Bayesian Inference in Categorical, Count and Privacy-preserving Latent Variable Models

The efficacy of an intervention, such as a vaccine, can be established through the estimation
of several numerical measures. Mitigated fraction is one of the contemporary numerical measures,
and it serves the purpose of reducing the severity of a specific disease rather than completely
preventing its occurrence. In this paper, an efficient approach to calculating the mitigated fraction
is presented, with Bayesian approach which involves utilizing the values of latent variables within a generalized linear mixed model (GLMM). This proposed Bayesian method works with many link functions efficiently compared to traditional frequentist approach. The concept of the mitigated fraction was
introduced in veterinary medicine to quantify the reduction in the severity of disease occurring in
vaccinated animals as compared to non-vaccinated animals. The USDA's Center for Veterinary
Biologics (CVB) recommends a form of the mitigated fraction when
the disease severity is generally graded by some continuous measure or by some discrete assessment
resulting in unambiguous ranks.
Our Bayesian approach works effectively when observations are ordinal and measured longitudinally. 

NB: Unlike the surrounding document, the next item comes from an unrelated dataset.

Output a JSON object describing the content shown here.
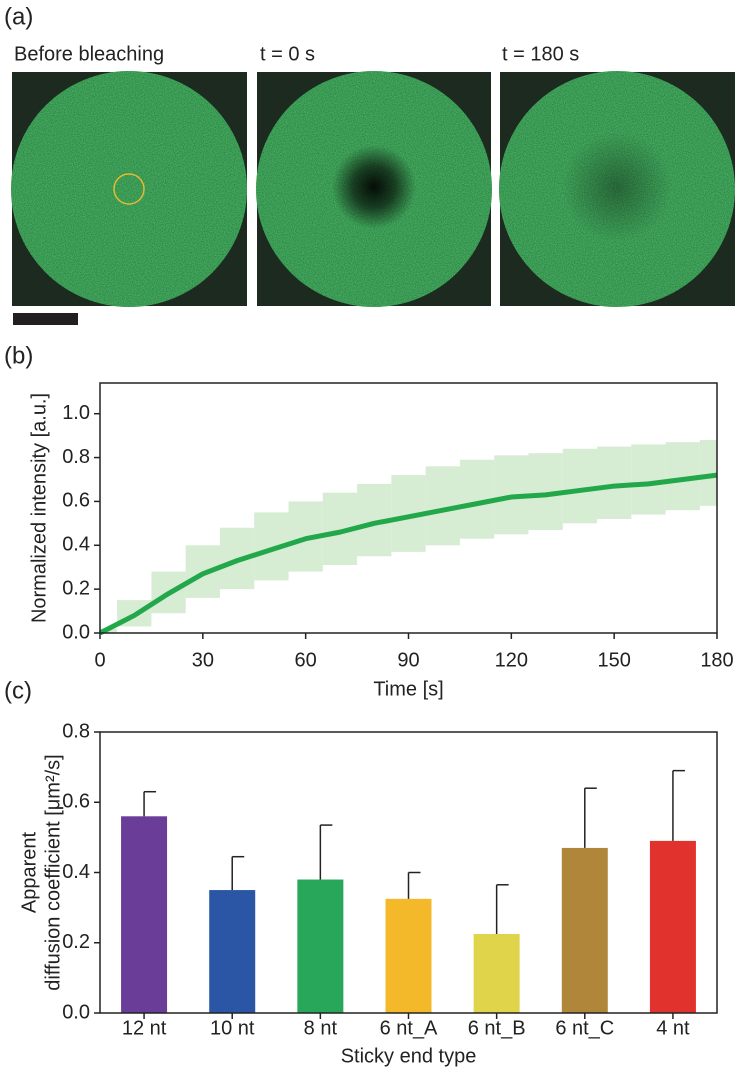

Differential privacy (DP) is a mathematical framework for releasing information with formal privacy guarantees. Despite the existence of various DP procedures for
performing a wide range of statistical analysis and machine learning tasks, methods of good utility are still lacking in obtaining valid statistical inference with DP guarantees. We address this gap by proposing PRivacy-loss-Efficient and Consistent Inference based on poSterior quantilEs (PRECISE). PRECISE is a general-purpose Bayesian approach for constructing privacy-preserving posterior intervals. We establish the Mean-Squared-Error consistency for our proposed private posterior quantiles converging to the population posterior quantile as sample size increases or privacy guarantees weaken. We conduct extensive experiments to compare the utilities of PRECISE with common existing privacy-preserving inferential approaches in various inferential tasks, data types
and sizes, privacy loss levels. The results demonstrated a significant advantage of PRECISE with its nominal coverage and substantially narrower intervals than the existing methods, which are prone to either under-coverage or impractically wide intervals. 

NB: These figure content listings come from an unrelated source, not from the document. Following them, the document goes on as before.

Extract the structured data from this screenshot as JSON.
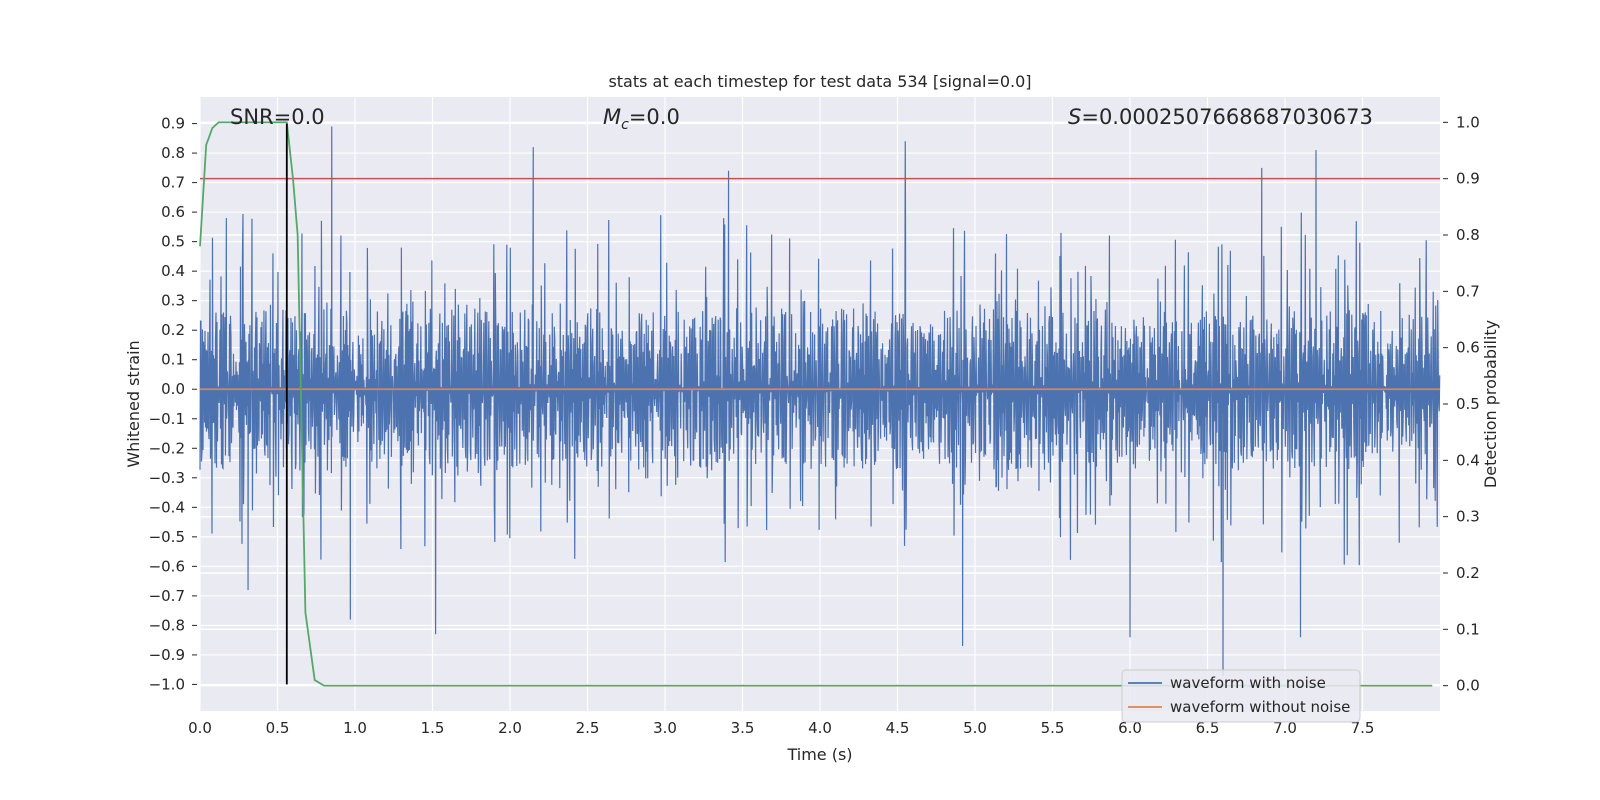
{
  "chart_data": {
    "type": "line",
    "title": "stats at each timestep for test data 534 [signal=0.0]",
    "xlabel": "Time (s)",
    "ylabel_left": "Whitened strain",
    "ylabel_right": "Detection probability",
    "xlim": [
      0.0,
      8.0
    ],
    "ylim_left": [
      -1.09,
      0.99
    ],
    "ylim_right": [
      -0.045,
      1.045
    ],
    "x_ticks": [
      "0.0",
      "0.5",
      "1.0",
      "1.5",
      "2.0",
      "2.5",
      "3.0",
      "3.5",
      "4.0",
      "4.5",
      "5.0",
      "5.5",
      "6.0",
      "6.5",
      "7.0",
      "7.5"
    ],
    "y_left_ticks": [
      "0.9",
      "0.8",
      "0.7",
      "0.6",
      "0.5",
      "0.4",
      "0.3",
      "0.2",
      "0.1",
      "0.0",
      "−0.1",
      "−0.2",
      "−0.3",
      "−0.4",
      "−0.5",
      "−0.6",
      "−0.7",
      "−0.8",
      "−0.9",
      "−1.0"
    ],
    "y_right_ticks": [
      "1.0",
      "0.9",
      "0.8",
      "0.7",
      "0.6",
      "0.5",
      "0.4",
      "0.3",
      "0.2",
      "0.1",
      "0.0"
    ],
    "annotations": {
      "snr": "SNR=0.0",
      "mc_symbol": "M",
      "mc_sub": "c",
      "mc_value": "=0.0",
      "s_symbol": "S",
      "s_value": "=0.0002507668687030673"
    },
    "series": [
      {
        "name": "waveform with noise",
        "color": "#4c72b0",
        "axis": "left",
        "description_noise": "dense whitened noise, bulk roughly ±0.4, peaks ~0.89, troughs ~-0.97",
        "peaks": [
          [
            0.17,
            0.58
          ],
          [
            0.85,
            0.89
          ],
          [
            2.15,
            0.82
          ],
          [
            3.41,
            0.74
          ],
          [
            4.55,
            0.84
          ],
          [
            6.85,
            0.75
          ],
          [
            7.2,
            0.81
          ]
        ],
        "troughs": [
          [
            0.31,
            -0.68
          ],
          [
            0.97,
            -0.78
          ],
          [
            1.52,
            -0.83
          ],
          [
            4.92,
            -0.87
          ],
          [
            6.0,
            -0.84
          ],
          [
            6.6,
            -0.97
          ],
          [
            7.1,
            -0.84
          ]
        ]
      },
      {
        "name": "waveform without noise",
        "color": "#dd8452",
        "axis": "left",
        "x": [
          0.0,
          8.0
        ],
        "y": [
          0.0,
          0.0
        ]
      },
      {
        "name": "detection probability",
        "color": "#55a868",
        "axis": "right",
        "x": [
          0.0,
          0.04,
          0.08,
          0.12,
          0.2,
          0.3,
          0.4,
          0.5,
          0.56,
          0.6,
          0.63,
          0.68,
          0.74,
          0.8,
          1.0,
          2.0,
          3.0,
          4.0,
          5.0,
          6.0,
          7.0,
          7.95
        ],
        "y": [
          0.78,
          0.96,
          0.99,
          1.0,
          1.0,
          1.0,
          1.0,
          1.0,
          1.0,
          0.9,
          0.8,
          0.13,
          0.01,
          0.0,
          0.0,
          0.0,
          0.0,
          0.0,
          0.0,
          0.0,
          0.0,
          0.0
        ]
      }
    ],
    "threshold": {
      "value": 0.9,
      "axis": "right",
      "color": "#c44e52"
    },
    "marker_line": {
      "x": 0.56,
      "y_from": -1.0,
      "y_to": 0.9,
      "color": "#000000"
    },
    "legend": {
      "position": "lower-right",
      "entries": [
        "waveform with noise",
        "waveform without noise"
      ]
    }
  }
}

This study introduces the NB-INGARCH model, tailored for over-dispersed count data, addressing limitations of traditional Poisson models. Estimating NB-INGARCH parameters poses challenges due to its complex likelihood function. We advocate Bayesian estimation using minimally informative and hierarchical priors, emphasizing data-driven inference. Markov Chain Monte Carlo methods yield numerical results, demonstrating the Bayesian approach's robustness and reliability over maximum likelihood estimation (MLE). Classical methods for estimating the dispersion parameter often rely on a two-step process-fixing the dispersion parameter while estimating others, followed by profile likelihood optimization. In contrast, Bayesian estimation jointly infers all parameters, simplifying the process, reducing uncertainty, and enhancing analysis coherence. Bayesian estimates exhibit smaller standard errors and more stable confidence intervals compared to the classical approach. Persistence parameters and long-term averages remain consistent across prior models, highlighting minimal prior influence. This work advances count time series analysis and provides practical tools for model. 

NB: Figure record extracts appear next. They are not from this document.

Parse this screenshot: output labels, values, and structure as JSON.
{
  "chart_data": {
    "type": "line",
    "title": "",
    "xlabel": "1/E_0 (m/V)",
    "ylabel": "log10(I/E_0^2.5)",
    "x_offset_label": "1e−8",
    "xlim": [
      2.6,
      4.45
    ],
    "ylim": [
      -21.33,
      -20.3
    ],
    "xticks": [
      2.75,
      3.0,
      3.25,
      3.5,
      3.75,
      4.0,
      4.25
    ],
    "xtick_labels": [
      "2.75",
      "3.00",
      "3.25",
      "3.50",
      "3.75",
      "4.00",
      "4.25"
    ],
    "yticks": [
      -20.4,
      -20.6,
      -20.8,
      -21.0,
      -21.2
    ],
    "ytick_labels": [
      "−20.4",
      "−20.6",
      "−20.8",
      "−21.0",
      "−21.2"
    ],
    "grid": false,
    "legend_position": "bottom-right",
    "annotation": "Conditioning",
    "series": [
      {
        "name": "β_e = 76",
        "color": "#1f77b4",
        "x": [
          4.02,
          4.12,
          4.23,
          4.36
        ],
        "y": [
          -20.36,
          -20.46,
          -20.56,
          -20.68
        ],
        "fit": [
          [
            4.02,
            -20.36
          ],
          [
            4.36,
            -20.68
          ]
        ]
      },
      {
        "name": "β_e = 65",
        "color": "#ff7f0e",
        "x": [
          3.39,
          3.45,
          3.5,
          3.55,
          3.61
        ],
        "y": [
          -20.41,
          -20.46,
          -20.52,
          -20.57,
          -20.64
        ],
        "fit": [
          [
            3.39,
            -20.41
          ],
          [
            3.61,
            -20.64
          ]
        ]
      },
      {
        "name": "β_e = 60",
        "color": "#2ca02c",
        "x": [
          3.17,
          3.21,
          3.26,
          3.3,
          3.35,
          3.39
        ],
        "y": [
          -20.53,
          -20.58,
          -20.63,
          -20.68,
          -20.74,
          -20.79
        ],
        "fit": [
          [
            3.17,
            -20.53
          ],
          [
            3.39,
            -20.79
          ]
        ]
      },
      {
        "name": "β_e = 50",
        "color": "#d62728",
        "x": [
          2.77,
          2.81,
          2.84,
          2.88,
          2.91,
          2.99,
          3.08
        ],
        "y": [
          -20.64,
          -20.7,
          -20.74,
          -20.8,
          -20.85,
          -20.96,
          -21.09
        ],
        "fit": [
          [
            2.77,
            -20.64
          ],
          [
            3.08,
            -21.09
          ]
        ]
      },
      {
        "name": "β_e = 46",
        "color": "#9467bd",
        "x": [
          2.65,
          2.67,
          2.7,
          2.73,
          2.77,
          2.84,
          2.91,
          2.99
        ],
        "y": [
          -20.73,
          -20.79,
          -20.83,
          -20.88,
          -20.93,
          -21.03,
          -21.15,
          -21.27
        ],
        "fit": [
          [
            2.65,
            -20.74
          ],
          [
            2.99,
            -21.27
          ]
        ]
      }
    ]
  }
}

Missing data is common in scientific studies, including medical research and public health studies. We propose efficient Bayesian methods to analyze categorical data with missing values using the multinomial probit (MNP) model. In particular, we develop a Markov Chain Monte Carlo (MCMC) sampling method based on non-identifiable multinomial probit models and compare its performance with that of identifiable multinomial probit (MNP) models. We conduct our investigation through simulation studies, which show that the proposed methods can handle substantial missing values. The method of marginalizing redundant parameters based on the non-identifiable model outperforms the others in terms of mixing and convergence of the MCMC sampling components. We then apply the proposed methods to Mental Health Client-Level Data (MH-CLD) collected by the State Mental Health Agency (SMHA).